La grande concentrazione di animali in sistemi di allevamento intensivo, la conseguente rapida distruzione degli ecosistemi, la deforestazione, ma anche la vendita illegale di specie selvatiche sono tra le principali cause dell’aumento dei casi di zoonosi e della loro diffusione in regioni che sino a pochi decenni fa era non erano coinvolte nel fenomeno.

Nel recente report dell’Efsa intitolato “Zoonoses, foodborne outbreaks and antimicrobial resistance guidance for reporting 2022 data” (trad.: “Zoonosi, focolai di origine alimentare e linee guida sulla resistenza antimicrobica per la comunicazione dei dati del 2022”) si legge che “conservare la natura e restaurare gli habitat danneggiati rappresenta uno strumento essenziale per preservare la nostra salute e il nostro benessere”.

Le raccomandazioni dell’ente ci esortano tutti a considerare sempre più decisivo in ogni tipo di attività un approccio “One Health”, essendo la salute degli esseri umani strettamente connessa tanto a quella degli animali quanto a quella dell’ambiente.
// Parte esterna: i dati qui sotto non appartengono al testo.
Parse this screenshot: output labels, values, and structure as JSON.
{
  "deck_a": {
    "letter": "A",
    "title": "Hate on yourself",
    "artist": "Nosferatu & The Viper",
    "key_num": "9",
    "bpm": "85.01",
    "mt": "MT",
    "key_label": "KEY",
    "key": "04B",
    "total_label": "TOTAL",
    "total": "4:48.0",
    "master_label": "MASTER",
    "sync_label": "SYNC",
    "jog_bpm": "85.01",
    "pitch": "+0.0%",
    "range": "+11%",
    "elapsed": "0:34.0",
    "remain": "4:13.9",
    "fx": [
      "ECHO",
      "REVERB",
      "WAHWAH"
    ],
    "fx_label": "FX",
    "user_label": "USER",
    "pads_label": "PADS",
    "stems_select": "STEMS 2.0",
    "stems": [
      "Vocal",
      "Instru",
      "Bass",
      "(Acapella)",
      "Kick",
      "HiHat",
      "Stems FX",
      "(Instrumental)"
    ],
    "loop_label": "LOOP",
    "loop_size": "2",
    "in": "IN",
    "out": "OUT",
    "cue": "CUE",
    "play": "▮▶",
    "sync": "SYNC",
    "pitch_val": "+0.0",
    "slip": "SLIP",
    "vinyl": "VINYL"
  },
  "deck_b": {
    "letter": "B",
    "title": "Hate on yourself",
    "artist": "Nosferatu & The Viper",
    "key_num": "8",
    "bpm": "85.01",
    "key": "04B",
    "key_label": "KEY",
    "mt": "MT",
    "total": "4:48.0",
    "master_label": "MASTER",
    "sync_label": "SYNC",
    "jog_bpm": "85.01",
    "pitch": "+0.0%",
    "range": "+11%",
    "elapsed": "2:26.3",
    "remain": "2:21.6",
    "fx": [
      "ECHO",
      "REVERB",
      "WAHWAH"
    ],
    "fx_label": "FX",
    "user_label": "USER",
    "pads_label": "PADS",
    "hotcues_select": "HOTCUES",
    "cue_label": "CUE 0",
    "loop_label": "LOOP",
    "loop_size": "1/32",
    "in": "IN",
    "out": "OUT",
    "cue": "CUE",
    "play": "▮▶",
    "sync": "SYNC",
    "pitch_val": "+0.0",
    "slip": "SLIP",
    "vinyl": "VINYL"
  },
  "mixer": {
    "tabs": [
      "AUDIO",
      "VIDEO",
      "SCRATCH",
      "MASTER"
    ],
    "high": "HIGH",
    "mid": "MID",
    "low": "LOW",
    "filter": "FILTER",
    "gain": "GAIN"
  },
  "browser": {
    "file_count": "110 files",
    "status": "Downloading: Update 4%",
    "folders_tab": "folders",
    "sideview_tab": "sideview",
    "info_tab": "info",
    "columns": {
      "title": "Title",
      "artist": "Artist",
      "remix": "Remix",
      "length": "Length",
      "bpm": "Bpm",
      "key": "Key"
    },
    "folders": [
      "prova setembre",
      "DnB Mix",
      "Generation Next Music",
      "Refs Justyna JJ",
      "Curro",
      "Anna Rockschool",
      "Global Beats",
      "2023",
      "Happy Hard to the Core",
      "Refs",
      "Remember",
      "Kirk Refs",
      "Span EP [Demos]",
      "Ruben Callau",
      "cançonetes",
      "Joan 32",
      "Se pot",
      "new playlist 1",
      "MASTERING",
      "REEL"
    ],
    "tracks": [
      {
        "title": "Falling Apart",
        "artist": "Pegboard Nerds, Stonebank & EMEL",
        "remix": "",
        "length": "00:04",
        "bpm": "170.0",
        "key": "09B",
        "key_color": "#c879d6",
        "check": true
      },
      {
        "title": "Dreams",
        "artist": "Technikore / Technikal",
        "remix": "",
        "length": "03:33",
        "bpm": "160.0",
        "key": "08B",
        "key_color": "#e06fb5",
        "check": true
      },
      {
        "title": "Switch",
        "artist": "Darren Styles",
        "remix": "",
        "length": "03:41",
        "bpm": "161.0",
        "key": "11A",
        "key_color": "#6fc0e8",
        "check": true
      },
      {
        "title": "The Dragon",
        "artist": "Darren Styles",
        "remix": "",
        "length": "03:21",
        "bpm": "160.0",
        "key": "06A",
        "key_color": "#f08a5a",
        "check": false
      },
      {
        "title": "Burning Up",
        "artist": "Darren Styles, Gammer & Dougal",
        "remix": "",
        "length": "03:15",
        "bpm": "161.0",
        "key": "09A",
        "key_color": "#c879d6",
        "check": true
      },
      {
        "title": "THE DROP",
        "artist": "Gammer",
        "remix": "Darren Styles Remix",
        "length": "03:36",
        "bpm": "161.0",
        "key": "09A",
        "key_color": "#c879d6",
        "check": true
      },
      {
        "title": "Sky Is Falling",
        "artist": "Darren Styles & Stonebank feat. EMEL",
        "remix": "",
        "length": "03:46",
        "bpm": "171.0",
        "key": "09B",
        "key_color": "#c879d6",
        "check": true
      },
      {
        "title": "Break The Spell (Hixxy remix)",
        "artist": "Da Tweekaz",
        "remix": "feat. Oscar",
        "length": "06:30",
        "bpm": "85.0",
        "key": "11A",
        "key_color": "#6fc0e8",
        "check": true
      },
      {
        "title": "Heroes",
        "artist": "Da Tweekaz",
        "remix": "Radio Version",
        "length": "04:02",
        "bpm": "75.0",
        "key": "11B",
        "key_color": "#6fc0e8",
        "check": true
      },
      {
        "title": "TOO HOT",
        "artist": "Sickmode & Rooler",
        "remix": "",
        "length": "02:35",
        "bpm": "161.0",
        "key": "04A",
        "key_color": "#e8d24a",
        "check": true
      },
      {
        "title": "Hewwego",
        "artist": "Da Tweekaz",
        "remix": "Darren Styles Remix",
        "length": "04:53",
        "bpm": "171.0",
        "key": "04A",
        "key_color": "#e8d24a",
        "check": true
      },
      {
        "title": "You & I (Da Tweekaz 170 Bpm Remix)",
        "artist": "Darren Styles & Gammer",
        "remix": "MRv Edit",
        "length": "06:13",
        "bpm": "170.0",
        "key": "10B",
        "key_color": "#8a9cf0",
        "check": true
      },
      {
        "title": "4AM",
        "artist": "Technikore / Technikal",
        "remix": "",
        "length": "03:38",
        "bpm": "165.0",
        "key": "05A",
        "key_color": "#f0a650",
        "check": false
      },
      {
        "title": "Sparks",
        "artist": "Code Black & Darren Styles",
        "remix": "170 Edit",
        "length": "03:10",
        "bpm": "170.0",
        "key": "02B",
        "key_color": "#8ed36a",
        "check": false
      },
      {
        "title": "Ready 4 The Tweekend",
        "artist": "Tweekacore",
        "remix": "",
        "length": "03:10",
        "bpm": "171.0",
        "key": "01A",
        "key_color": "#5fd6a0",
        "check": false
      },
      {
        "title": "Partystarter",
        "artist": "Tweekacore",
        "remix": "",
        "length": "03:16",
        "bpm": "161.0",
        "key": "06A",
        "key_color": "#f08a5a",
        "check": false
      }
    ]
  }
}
Vale a dire che si rende indispensabile ora il pensare e l’agire con approcci multidisciplinari interconnessi, per affrontare i rischi insiti nell’interfaccia tra ambiente di vita e lavoro, popolazioni animali ed ecosistemi.

A tale proposito si è recentemente espressa anche la Isde (International Society of Doctors for Environment), associazione medici per l’ambiente, tornando a trattare dell’impatto dell’allevamento intensivo sulla salute umana. Isde ha analizzato i danni di questa pratica di allevamento, evidenziandone tre aspetti: quelli diretti sulla salute dell’uomo, quelli di tipo sociale e quelli ambientali.

Tra i primi, ecco riproporsi il rischio di zoonosi, legato all’alta concentrazione di animali in spazi chiusi, che favorisce lo sviluppo di malattie, alcune delle quali contagiose per gli esseri umani, come l’aviaria e la SarsCov1, solo per citare due esempi noti. Le condizioni  innaturali di allevamento (oltre all’alta presenza di individui in spazi limitati, la mancanza del necessario ricambio d’aria e l’assenza dei ritmi legati all’alternanza giorno-notte) richiedono, per mantenere in vita gli animali, un alto livello di somministrazioni farmacologiche – troppo spesso antimicrobici e antibiotici – in genere effettuate attraverso il cibo. Una pratica ancora troppo diffusa, nonostante sia stata da tempo collegata all’aggravamento del fenomeno dell’antibiotico-resistenza.